Дира даже мать, прилюдно от родства с ними отказавшуюся и не постеснявшуюся публично, в присутствии журналистов и зевак показания в суде давать, не осуждала. Точнее, осуждала, конечно. Но не вслух. Сама-то ничего внятного не сказала, лишь блеяла, да все бумаги, которые ей подписать сунули, подмахнула не читая.
Только вот… Старший Кассел, лишённый лордства и правом рождения данных привилегий, это ещё и папа. Тот самый, что её «лучиком» называл. Тот самый, кто вместе с ней ночами не спал, помогая выхаживать подобранного зайчонка со страшной раной на лбу – крестьяне сено косили, не заметили в траве зверёныша, вот и полоснули. Тот, кто грохнул по столу кулаком, первый и последний, кажется, раз в жизни на жену голос повысив. И оплатил-таки учёбу в университете. Тот, кто её к алтарю Близнецов вёл и, откинув фату, шепнул: «Будь счастлива, лучик!». Это папа.
Это старший брат, вечно в детстве её пугавший рассказами о призраках. Тер, из папиросной бумаги мастеривший крылья и прыгавший на них с крыши старой конюшни.

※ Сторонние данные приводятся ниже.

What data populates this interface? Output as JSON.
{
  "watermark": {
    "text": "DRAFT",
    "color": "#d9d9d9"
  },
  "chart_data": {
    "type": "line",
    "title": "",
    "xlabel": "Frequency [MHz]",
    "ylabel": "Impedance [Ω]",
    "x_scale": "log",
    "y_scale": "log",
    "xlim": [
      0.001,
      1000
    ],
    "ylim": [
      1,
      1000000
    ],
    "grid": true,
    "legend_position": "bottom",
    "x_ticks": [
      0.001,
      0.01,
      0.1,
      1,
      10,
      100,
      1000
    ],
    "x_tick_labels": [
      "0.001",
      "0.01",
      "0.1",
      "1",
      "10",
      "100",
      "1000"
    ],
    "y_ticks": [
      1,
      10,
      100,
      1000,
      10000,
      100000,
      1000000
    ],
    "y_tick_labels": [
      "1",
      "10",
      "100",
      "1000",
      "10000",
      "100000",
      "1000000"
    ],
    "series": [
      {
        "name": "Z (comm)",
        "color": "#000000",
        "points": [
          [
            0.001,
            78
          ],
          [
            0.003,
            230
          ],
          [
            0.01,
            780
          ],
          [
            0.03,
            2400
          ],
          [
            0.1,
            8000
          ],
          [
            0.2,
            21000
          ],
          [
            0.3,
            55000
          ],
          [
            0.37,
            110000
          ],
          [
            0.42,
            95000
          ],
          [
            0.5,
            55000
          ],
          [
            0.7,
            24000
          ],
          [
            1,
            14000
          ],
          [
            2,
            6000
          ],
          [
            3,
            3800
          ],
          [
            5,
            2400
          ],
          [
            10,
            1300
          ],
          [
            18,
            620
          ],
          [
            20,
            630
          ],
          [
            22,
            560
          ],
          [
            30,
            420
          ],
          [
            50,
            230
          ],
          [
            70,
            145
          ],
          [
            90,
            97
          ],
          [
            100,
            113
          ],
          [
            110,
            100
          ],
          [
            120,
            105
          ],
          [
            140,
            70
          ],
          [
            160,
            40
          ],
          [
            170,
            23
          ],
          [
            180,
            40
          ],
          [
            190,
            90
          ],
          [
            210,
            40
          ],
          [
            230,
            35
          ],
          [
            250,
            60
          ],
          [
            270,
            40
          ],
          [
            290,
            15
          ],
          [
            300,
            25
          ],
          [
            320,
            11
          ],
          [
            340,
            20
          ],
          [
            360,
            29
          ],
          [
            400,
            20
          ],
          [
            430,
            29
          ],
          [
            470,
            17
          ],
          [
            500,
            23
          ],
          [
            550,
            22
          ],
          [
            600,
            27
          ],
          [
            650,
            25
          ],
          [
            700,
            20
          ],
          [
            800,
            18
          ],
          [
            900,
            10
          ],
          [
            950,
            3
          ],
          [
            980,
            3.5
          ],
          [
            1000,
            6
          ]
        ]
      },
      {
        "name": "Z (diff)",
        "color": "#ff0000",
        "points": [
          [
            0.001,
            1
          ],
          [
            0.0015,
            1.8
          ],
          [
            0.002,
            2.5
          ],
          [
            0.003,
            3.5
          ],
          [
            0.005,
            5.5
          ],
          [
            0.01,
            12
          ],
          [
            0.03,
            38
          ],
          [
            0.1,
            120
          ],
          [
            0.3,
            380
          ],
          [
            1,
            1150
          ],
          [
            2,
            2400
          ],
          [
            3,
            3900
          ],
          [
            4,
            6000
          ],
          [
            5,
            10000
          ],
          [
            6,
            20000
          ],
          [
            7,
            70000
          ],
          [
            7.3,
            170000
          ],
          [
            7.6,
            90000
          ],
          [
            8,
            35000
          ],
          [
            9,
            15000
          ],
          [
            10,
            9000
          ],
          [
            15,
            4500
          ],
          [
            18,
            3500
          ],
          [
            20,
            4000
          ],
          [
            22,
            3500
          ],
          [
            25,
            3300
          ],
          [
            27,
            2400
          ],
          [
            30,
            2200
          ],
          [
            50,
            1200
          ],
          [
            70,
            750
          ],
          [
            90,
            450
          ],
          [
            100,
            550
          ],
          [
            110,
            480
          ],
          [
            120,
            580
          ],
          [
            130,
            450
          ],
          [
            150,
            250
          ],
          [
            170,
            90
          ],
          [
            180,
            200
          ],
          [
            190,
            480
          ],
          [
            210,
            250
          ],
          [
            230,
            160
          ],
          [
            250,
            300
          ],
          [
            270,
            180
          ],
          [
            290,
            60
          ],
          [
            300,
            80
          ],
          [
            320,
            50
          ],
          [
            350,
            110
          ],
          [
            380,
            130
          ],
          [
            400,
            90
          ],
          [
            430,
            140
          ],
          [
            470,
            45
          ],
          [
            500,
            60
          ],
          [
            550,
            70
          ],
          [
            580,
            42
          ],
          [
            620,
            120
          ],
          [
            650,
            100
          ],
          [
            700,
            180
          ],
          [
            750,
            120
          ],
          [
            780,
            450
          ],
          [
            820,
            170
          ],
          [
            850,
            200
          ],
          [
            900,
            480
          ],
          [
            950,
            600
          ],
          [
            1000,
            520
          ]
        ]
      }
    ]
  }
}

Сказавший, что стащил материнскую брошь и утопил её в пруду. Хотя сорока просто стянула украшение с дировской куклы. Весельчак, балагур, постоянно в кого-то искренне влюблённый Тер, неспособный пройти мимо лавочника, избившего мальчишку. С тех пор у наследника Ван’Касселов переносица так и осталась кривоватой.
Это брат, способный глухой ночью вытащить сестру из кровати, чтобы показать, как он сам – сам! – научился создавать искры какой-то там повышенной температуры и прожигательной способности. Речер, вечно обложенный книжками на ковре в библиотеке – чтение в кресле он презирал. Вчерашний кадет и нынешний офицер, блестящий от гордости как новенькая монетка. Двадцатилетний старик, вернувшийся из лазарета с рубцами во всю спину, оставленными ему на память о встрече с гоблинским шаманом. «Знаешь, чего я боялся больше всего? – спросил он, глядя на цветущую яблоню. – Что тебя не увижу вот так: в шезлонге, с книжкой. И чтоб весна и дурацкая шляпка».